As the current buildings have no historical or architectural value, the reconstruction solution was adopted. However, it should be noted that two sites should be preserved: the Passetto, the fortified and elevated passage that links St. Peter's Square to Castel Sant’Angelo, which witnessed Pope Clement VII’s flight on May 6, 1527; as well as the main courtyard with its fountain.
From an architectural point of view, the objectives of the project are as follows: increase the number of rooms and create apartments for families; improve the quality of the accommodations; create premises that are more pleasant, efficient and secure for the guard; upgrade the buildings; integrate sustainable criteria and environmental compatibility.

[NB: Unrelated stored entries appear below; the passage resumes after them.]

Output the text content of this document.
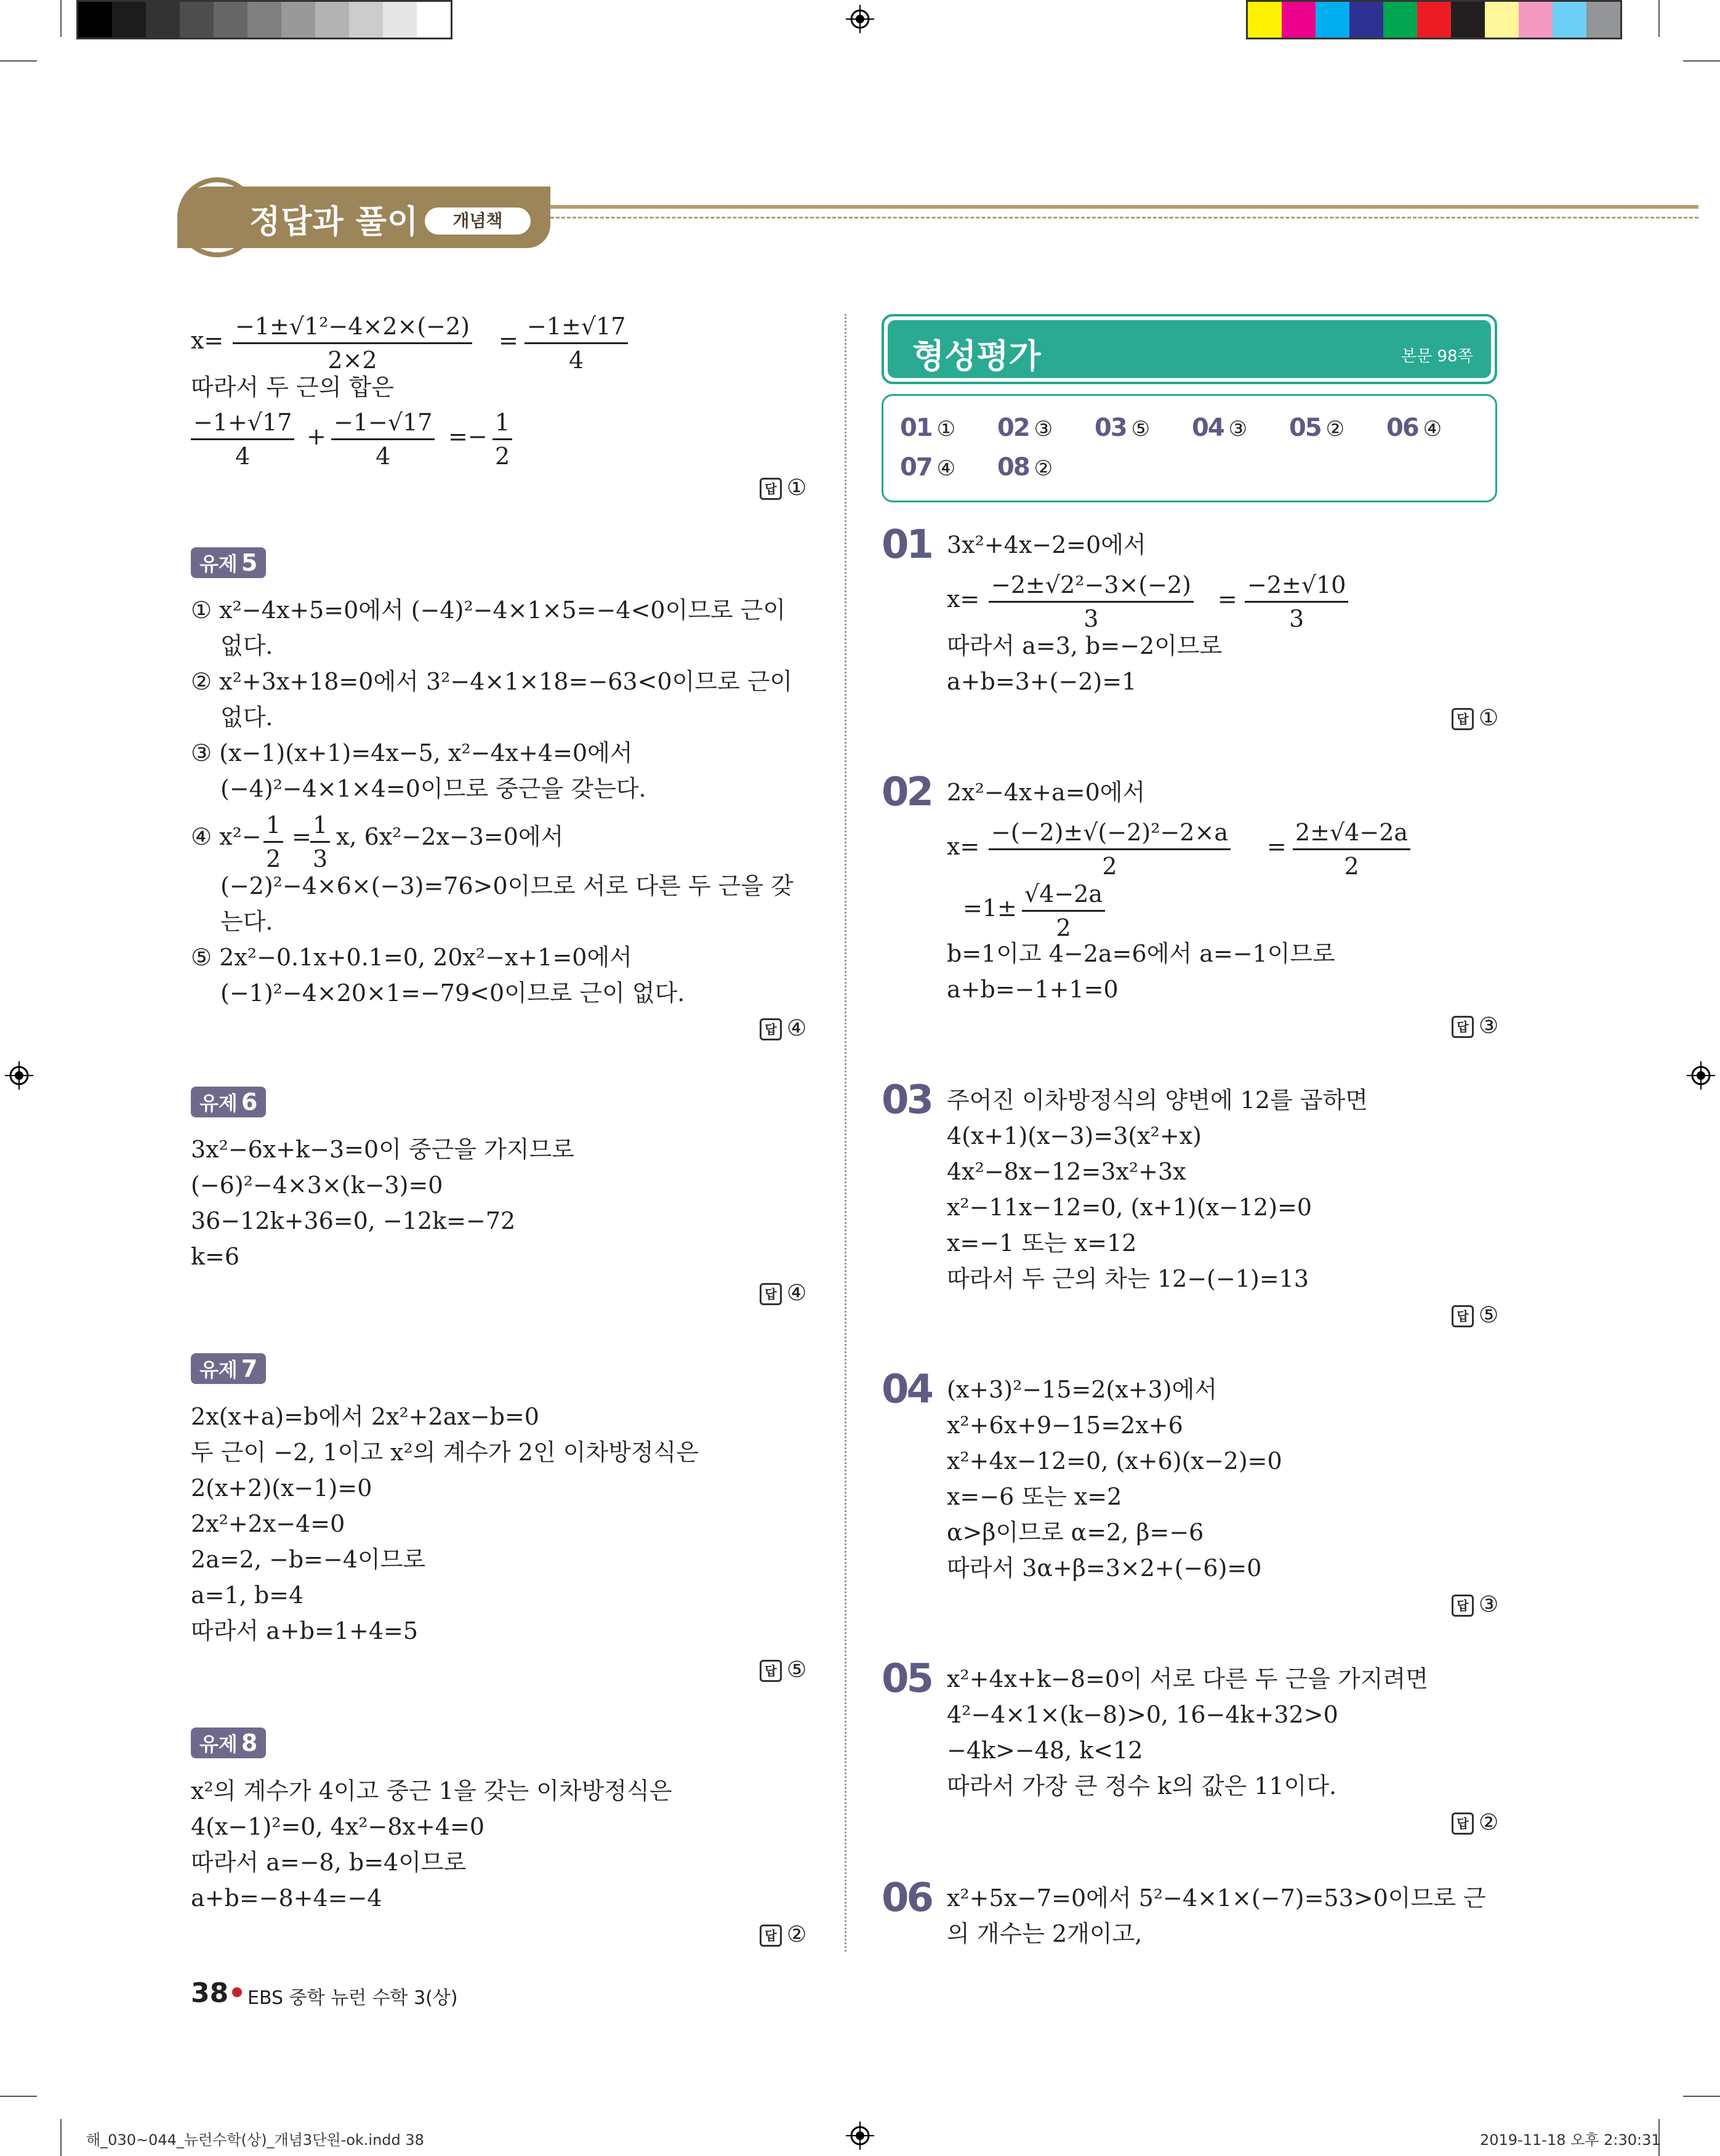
정답과 풀이	개념책
$x= \frac{\text{−1±√1²−4×2×(−2)}}{2\times 2} = \frac{-1\pm√17}{4}$
따라서 두 근의 합은
$\frac{-1+√17}{4} + \frac{-1-√17}{4} =- \frac{1}{2}$
답 ①
유제 5
① x²−4x+5=0에서 (−4)²−4×1×5=−4<0이므로 근이
없다.
② x²+3x+18=0에서 3²−4×1×18=−63<0이므로 근이
없다.
③ (x−1)(x+1)=4x−5, x²−4x+4=0에서
(−4)²−4×1×4=0이므로 중근을 갖는다.
④ $x^2- \frac{1}{2}$ =
$\frac{1}{3} x$, 6x²−2x−3=0에서
(−2)²−4×6×(−3)=76>0이므로 서로 다른 두 근을 갖
는다.
⑤ 2x²−0.1x+0.1=0, 20x²−x+1=0에서
(−1)²−4×20×1=−79<0이므로 근이 없다.
답 ④
유제 6
3x²−6x+k−3=0이 중근을 가지므로
(−6)²−4×3×(k−3)=0
36−12k+36=0, −12k=−72
k=6
답 ④
유제 7
2x(x+a)=b에서 2x²+2ax−b=0
두 근이 −2, 1이고 x²의 계수가 2인 이차방정식은
2(x+2)(x−1)=0
2x²+2x−4=0
2a=2, −b=−4이므로
a=1, b=4
따라서 a+b=1+4=5
답 ⑤
유제 8
x²의 계수가 4이고 중근 1을 갖는 이차방정식은
4(x−1)²=0, 4x²−8x+4=0
따라서 a=−8, b=4이므로
a+b=−8+4=−4
답 ②
형성평가	본문 98쪽
01 ① 02 ③ 03 ⑤ 04 ③ 05 ② 06 ④
07 ④ 08 ②
01 3x²+4x−2=0에서
$x= \frac{\text{−2±√2²−3×(−2)}}{3} = \frac{-2\pm√10}{3}$
따라서 a=3, b=−2이므로
a+b=3+(−2)=1
답 ①
02 2x²−4x+a=0에서
$x= \frac{\text{−(−2)±√(−2)²−2×a}}{2} = \frac{2\pm√4-2a}{2}$
$=1\pm \frac{√4-2a}{2}$
b=1이고 4−2a=6에서 a=−1이므로
a+b=−1+1=0
답 ③
03 주어진 이차방정식의 양변에 12를 곱하면
4(x+1)(x−3)=3(x²+x)
4x²−8x−12=3x²+3x
x²−11x−12=0, (x+1)(x−12)=0
x=−1 또는 x=12
따라서 두 근의 차는 12−(−1)=13
답 ⑤
04 (x+3)²−15=2(x+3)에서
x²+6x+9−15=2x+6
x²+4x−12=0, (x+6)(x−2)=0
x=−6 또는 x=2
α>β이므로 α=2, β=−6
따라서 3α+β=3×2+(−6)=0
답 ③
05 x²+4x+k−8=0이 서로 다른 두 근을 가지려면
4²−4×1×(k−8)>0, 16−4k+32>0
−4k>−48, k<12
따라서 가장 큰 정수 k의 값은 11이다.
답 ②
06 x²+5x−7=0에서 5²−4×1×(−7)=53>0이므로 근
의 개수는 2개이고,
38 EBS 중학 뉴런 수학 3(상)
해_030~044_뉴런수학(상)_개념3단원-ok.indd 38	2019-11-18 오후 2:30:31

From the financing point of view, the cost has now been established at 50 million Swiss francs, including the relocation of the guards during the implementation of the project. A fundraiser was organized, which to date has reached 27 million Swiss francs.
For its part, the Swiss Confederation has agreed to support the project to the tune of five million francs, as part of the centenary of the resumption of official relations between Switzerland and the Holy See, after an interruption between 1873 and 1920, because of the Kulturkampf.
From the point of view of the actual construction, the site should open in 2023, and the inauguration is scheduled for May 6, 2027, on the occasion of the commemoration of the 500 years of the Sack of Rome, which saw the sacrifice of 147 guards Swiss to allow the escape of Pope Clement VII.